Addaio le miraba en silencio intentando escudriñar en el rostro de Guner algún gesto, alguna emoción, el rastro de algo que le indicara que aún contaba con su afecto.
—Ahora sé por qué te vas mañana. Estás preocupado, temes lo que le pueda pasar a Mendibj. ¿Se lo has dicho a su padre?
—Ya que estás tan seguro de que no me traicionarás te diré que me preocupa que a Mendibj le dejen en libertad. Si has leído la carta, sabrás que nuestro contacto en la cárcel ha visto al jefe del Departamento del Arte en una ocasión visitando a Mendibj, también dice que sospecha que el director de la prisión trama algo. No podemos correr riesgos.
—¿Qué harás?
—Lo que sea necesario para que sobreviva nuestra Comunidad.
—¿Incluso mandar asesinar a Mendibj?
—¿Eres tú o soy yo el que ha llegado a esa conclusión?
—Te conozco bien y sé de lo que eres capaz.
—Eres el único amigo que he tenido, nunca te he ocultado nada, conoces todos los secretos de nuestra Comunidad, pero me doy cuenta de que no sientes ni un ápice de afecto hacia mí, que nunca lo has sentido.
—Te equivocas, Addaio, te equivocas. Siempre fuiste bueno conmigo, desde el primer día en que llegué a tu casa cuando tenía diez años. Supiste de mi pena por separarme de mis padres, e hiciste lo imposible para que los visitara a menudo. Nunca olvidaré cómo me acompañabas a mi casa y me dejabas pasar la tarde mientras paseabas por el campo haciendo tiempo para no obligarnos con tu presencia. No puedo reprocharte tu comportamiento hacia mí, te reprocho tu comportamiento hacia el mundo, hacia nuestra Comunidad, por el inmenso dolor que provocas. Si quieres saber si te tengo afecto, la respuesta es… sí, pero te confieso que a veces siento una profunda aversión hacia ti por estar encadenado a tu destino. Pero no te traicionaré, si eso es lo que te preocupa.

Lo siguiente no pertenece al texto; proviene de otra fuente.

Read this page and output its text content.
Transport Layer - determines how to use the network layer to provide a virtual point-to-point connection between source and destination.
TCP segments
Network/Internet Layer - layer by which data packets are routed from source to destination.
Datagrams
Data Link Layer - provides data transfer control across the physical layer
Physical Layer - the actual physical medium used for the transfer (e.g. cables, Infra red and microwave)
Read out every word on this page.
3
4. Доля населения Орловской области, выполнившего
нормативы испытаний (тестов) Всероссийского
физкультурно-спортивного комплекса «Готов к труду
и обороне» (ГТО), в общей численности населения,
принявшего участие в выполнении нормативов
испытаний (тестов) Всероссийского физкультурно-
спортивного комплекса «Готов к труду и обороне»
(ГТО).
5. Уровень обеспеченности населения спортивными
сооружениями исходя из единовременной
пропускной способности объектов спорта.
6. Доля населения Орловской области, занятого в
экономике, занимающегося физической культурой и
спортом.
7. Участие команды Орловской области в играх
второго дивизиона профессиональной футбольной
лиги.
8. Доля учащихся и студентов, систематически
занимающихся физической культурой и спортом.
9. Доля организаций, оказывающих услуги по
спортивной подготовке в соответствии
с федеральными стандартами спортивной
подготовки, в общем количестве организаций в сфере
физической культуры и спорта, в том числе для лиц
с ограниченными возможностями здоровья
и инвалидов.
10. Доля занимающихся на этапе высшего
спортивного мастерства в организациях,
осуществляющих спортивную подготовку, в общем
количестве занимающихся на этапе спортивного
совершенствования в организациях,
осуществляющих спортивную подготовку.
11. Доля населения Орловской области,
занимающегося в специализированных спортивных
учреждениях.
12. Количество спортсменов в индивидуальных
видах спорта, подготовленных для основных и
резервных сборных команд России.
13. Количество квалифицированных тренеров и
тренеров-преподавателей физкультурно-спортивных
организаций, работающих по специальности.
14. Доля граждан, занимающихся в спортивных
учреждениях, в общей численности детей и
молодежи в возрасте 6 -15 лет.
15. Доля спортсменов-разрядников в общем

—Sí, me preocupa que haya un traidor entre nosotros, y mi obligación es no dar por seguro nada.
—Permíteme que te diga que la carta olvidada ha sido demasiado evidente.
—Quizá quería que la encontraras por si eras el traidor, para alertarte. Eres mi único amigo, la única persona a la que no querría perder.
—Corres peligro yendo a Italia.
—Lo correremos todos si no hago nada.
—En Turín tenemos gente que hará lo que mandes. Si la policía prepara algo no deberías exponerte.
—¿Por qué crees que la policía prepara algo?
—Lo sugieren en la carta, ¿me estás tendiendo otra trampa?
—Primero iré a Berlín, después a Milán y a Turín. Aprecio a la familia de Mendibj, lo sabes, pero no permitiré que se convierta en un problema.
—Puedes sacarle de Turín en cuanto lo dejen en libertad.
—¿Y si es una trampa? ¿Y si le dejan en libertad para seguirle? Es lo que yo haría si fuera ellos. No puedo permitir que ponga en peligro a la Comunidad, lo sabes bien. Soy responsable de muchas familias, también de la tuya. ¿Quieres que nos aplasten, que nos despojen de lo que tenemos? ¿Quieres que traicionemos la memoria que nuestros antepasados nos han legado? Somos lo que debemos ser, no quienes hubiéramos querido ser.
—Corres peligro si vas a Turín. Es una temeridad.
—No soy temerario, lo sabes bien, pero en esa carta nos sugieren que se puede estar preparando una celada y debo actuar para evitar que caigamos en ella.
—Los días de Mendibj están contados.
—Todos los hombres nacemos con los días contados. Ahora déjame trabajar y avísame en cuanto llegue Talat.
Guner salió del despacho en dirección a la capilla. Allí, de rodillas, dejó que las lágrimas le empaparan el rostro y buscó en la cruz que reposaba en el altar una respuesta a su sufrimiento.